The long, painful battle between Microsoft and Portuguese board game maker Rui Alípio Monteiro over the European naming rights to Double Fine's downloadable mech combat game Trenched has finally come to an end.
Microsoft signaled the end of hostilities today in Cologne, Germany at the opening of Gamescom, announcing that its legal forces would recede back to American borders. Instead, Microsoft will release Trenched in Europe this September under a new name, Iron Brigade, effectively surrendering the trademark to the name Trenched (and all derivations thereof) to General Monteiro.
Europe has suffered mightily during this time of conflict, with thousands of players unable to purchase Double Fine's alternate history World War I mech combat tower defense shooter due to the conflict with Monteiro's trademark, which stems from his board game, titled Trench. His trademark effectively blocked any advance by Microsoft into major European territories. Ultimately, a direct legal assault must have appeared too costly to Microsoft, and instead, the publisher chose American exile for the Trenched name.
In the end, this war likely could have been avoided altogether had someone at Microsoft's legal team simply done their due diligence and investigated the trademark ahead of time. Instead, countless Euros were lost due to an error in judgment so massive, it altered the very fabric of a downloadable game's branding.

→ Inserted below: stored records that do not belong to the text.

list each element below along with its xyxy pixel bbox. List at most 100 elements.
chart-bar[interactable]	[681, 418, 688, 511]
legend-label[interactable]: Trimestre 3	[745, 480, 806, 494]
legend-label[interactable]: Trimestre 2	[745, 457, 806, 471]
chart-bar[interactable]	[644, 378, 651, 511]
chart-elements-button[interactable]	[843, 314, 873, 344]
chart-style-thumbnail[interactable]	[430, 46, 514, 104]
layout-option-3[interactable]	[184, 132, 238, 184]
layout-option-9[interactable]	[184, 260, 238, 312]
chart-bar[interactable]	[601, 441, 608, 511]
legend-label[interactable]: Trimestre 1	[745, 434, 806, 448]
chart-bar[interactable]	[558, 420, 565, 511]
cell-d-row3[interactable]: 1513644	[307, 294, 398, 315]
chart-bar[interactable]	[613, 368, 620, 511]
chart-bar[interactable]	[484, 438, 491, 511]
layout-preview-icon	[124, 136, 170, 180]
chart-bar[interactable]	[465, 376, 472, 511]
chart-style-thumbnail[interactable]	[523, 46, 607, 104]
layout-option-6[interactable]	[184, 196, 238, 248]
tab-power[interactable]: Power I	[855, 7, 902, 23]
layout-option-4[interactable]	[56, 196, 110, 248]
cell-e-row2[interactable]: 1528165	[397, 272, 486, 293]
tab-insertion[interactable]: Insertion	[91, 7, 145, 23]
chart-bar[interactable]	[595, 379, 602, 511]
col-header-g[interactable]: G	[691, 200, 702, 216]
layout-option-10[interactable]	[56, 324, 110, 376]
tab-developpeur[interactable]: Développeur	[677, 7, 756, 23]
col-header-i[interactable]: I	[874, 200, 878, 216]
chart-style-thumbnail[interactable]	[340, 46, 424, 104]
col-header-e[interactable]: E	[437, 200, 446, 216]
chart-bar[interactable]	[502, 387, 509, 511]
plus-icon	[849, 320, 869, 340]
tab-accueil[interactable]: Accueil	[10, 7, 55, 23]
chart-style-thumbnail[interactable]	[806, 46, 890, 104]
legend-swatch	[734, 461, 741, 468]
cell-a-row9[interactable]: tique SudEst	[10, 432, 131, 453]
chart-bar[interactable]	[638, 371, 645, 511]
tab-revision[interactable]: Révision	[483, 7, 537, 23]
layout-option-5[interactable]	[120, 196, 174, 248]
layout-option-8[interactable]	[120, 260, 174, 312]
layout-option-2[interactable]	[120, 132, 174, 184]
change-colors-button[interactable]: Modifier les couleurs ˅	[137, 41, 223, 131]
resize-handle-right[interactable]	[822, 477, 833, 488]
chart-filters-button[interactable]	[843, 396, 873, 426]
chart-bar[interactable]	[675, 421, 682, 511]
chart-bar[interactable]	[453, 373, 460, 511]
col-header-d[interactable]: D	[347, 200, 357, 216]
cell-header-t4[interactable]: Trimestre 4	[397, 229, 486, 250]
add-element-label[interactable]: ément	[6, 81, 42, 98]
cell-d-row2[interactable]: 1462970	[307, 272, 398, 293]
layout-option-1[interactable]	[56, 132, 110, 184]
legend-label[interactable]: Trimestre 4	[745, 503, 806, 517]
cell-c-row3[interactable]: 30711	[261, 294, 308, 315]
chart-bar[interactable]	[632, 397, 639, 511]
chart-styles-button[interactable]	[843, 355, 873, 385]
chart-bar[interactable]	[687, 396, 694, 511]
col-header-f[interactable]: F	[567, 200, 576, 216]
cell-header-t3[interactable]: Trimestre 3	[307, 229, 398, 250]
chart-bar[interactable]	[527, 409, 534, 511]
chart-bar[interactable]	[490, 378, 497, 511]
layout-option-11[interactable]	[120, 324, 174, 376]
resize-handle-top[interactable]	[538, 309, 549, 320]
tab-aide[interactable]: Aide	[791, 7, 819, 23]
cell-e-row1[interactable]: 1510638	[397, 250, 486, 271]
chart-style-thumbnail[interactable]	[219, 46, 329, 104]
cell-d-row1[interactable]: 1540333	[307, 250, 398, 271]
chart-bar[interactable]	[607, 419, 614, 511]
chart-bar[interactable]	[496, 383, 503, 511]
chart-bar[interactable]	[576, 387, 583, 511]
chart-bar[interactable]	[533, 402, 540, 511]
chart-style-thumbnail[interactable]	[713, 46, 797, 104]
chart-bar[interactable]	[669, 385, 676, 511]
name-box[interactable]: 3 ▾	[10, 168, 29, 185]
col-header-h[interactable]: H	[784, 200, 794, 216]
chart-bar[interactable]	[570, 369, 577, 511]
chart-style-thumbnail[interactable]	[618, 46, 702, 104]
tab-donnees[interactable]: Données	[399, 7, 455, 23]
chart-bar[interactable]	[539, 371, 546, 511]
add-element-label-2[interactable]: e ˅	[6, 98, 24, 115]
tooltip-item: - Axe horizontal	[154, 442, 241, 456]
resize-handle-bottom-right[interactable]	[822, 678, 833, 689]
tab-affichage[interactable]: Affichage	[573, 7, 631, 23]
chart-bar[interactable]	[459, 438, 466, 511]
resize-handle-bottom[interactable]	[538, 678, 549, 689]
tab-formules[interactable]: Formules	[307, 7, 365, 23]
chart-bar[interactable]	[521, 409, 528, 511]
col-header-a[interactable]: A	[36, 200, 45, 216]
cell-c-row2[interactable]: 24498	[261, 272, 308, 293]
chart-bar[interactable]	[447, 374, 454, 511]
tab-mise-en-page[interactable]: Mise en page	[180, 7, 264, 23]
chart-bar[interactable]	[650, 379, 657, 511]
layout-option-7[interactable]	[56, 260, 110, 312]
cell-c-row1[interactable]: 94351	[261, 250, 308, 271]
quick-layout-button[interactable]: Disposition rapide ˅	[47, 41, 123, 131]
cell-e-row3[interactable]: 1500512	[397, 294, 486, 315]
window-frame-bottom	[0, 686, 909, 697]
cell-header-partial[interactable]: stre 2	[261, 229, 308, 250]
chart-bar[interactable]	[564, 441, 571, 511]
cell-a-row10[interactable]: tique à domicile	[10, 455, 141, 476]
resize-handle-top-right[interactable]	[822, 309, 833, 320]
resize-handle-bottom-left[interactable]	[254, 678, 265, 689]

From the ashes of this conflict, we can only hope that Microsoft works diligently to rebuild that branding, so that European players may recognize that this new Iron Brigade is, in fact, that Trenched game they wanted to play like three months ago, but couldn't because of that whole trademark thing. A Herculean task, no doubt, but one that must be done with vigor and determination. Otherwise, substantial profits will assuredly be lost to the flames of war.